Le printemps arriva, mais il fut glacé. La Puce, qui continuait à grelotter stoïquement — il grelotte comme les chiens mouillés, en ayant l’air de penser à autre chose — parut cependant désolé. Je ne saisis pas d’abord pourquoi, mais il me montra les marronniers de la pension Ozanam qui tendent leurs grands bras de branches jusque dans la rue.
— Tu vois, me dit-il, leurs feuilles ont gelé.
Et c’est vrai. Les gelées tardives ont grillé, presque en bourgeon, les feuilles de la plupart des marronniers de Paris. Elles sont toutes noires et racornies. Je crus que l’âme d’un petit artiste naissait dans la Puce, d’autant plus qu’il continua :
— Et naturellement il n’y a pas de fleurs.
— Eh bien ?
— … Il n’y aura pas de marrons. Alors, avec quoi qu’on jouera ?

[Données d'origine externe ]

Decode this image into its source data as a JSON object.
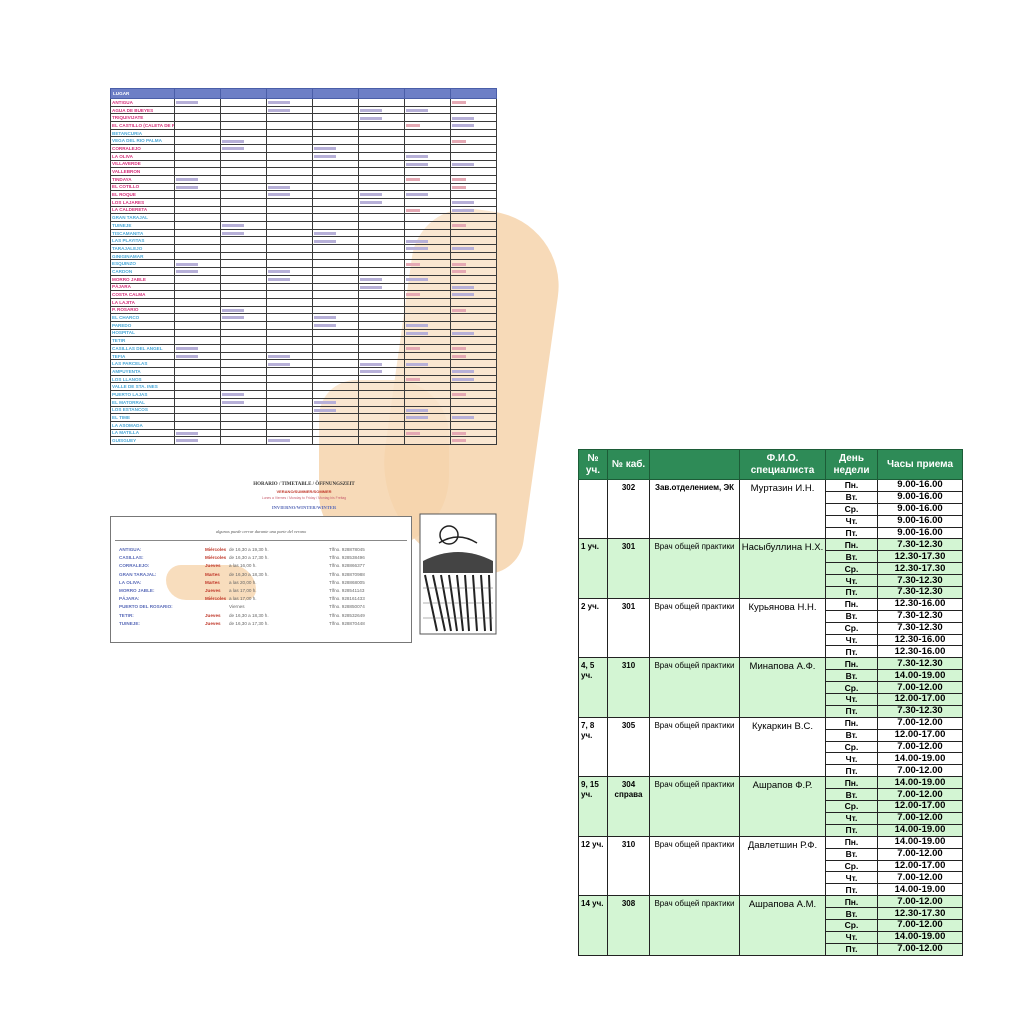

Je n’avais pas pensé à ça. Combien de grands malheurs dont les grandes personnes ne se doutent pas ! Mais quand le temps, ces jours derniers, fut devenu exécrable, le visage de la Puce parut tout à coup rasséréné. Dès que les premières gouttes des averses commençaient à s’écraser sur le pavé, je voyais son petit visage sortir du guichet de la loge maternelle comme la tête d’un jeune lapin sort de son trou. Puis tout à coup, au plus fort de la pluie, il prenait sa course jusqu’au bout de la rue. C’est que le ruisseau de cette rue est magnifique. Il suit une belle pente, bien régulière, assez raide, et n’aboutit à une bouche d’égout que fort loin, à l’une des extrémités ; il y coule des torrents, des torrents boueux, houleux, pleins de ressacs et de rapides. Moi-même, quand il pleut, je vais le regarder par la fenêtre, je me réjouis de le voir grossir, je me sens presque triste quand son élan s’affaiblit… La Puce précipitamment y déposait un vieux bouchon, volé chez le marchand de vin du coin. Et puis, il suivait son navire ! Le bouchon allait, tournait, bondissait, parfois s’engageait à demi dans un cul-de-sac, entre deux pavés, où les remous le faisaient valser. Alors la Puce serrait les lèvres. Est-ce que le navire n’irait pas plus loin ? Mais non, le bouchon repartait, léger, élastique, frappant la falaise abrupte du caniveau, jeté dans le grand courant cette fois, voguant sur les profondeurs. Et vite, vite, vite ! La Puce allait encore plus vite, il descendait jusqu’à la bouche d’égout, il s’agenouillait là, les deux mains plongées dans les ondes sales, comme enivré du mugissement des eaux qui croulaient : tout ça pour repêcher son bouchon et recommencer. Sûrement des imaginations merveilleuses naissaient dans son cerveau : naufrages, intrépidités de marins invisibles, idée vague, angoissante et grandiose que tout finit par l’abîme, le noir, l’engloutissement, la terreur.
Quelquefois nous prenions un parapluie, Caillou et moi, et nous allions regarder le jeu. Et Caillou était plein d’envie. Qu’il y a de joies dans un ruisseau fangeux, et que les petits enfants des bourgeois souffrent de ne les point connaître ! Mais leurs parents ont des raisons pour les tenir éloignés de ces voluptés. La Puce avait toujours grelotté, je vous l’ai dit. Maintenant, il tousse.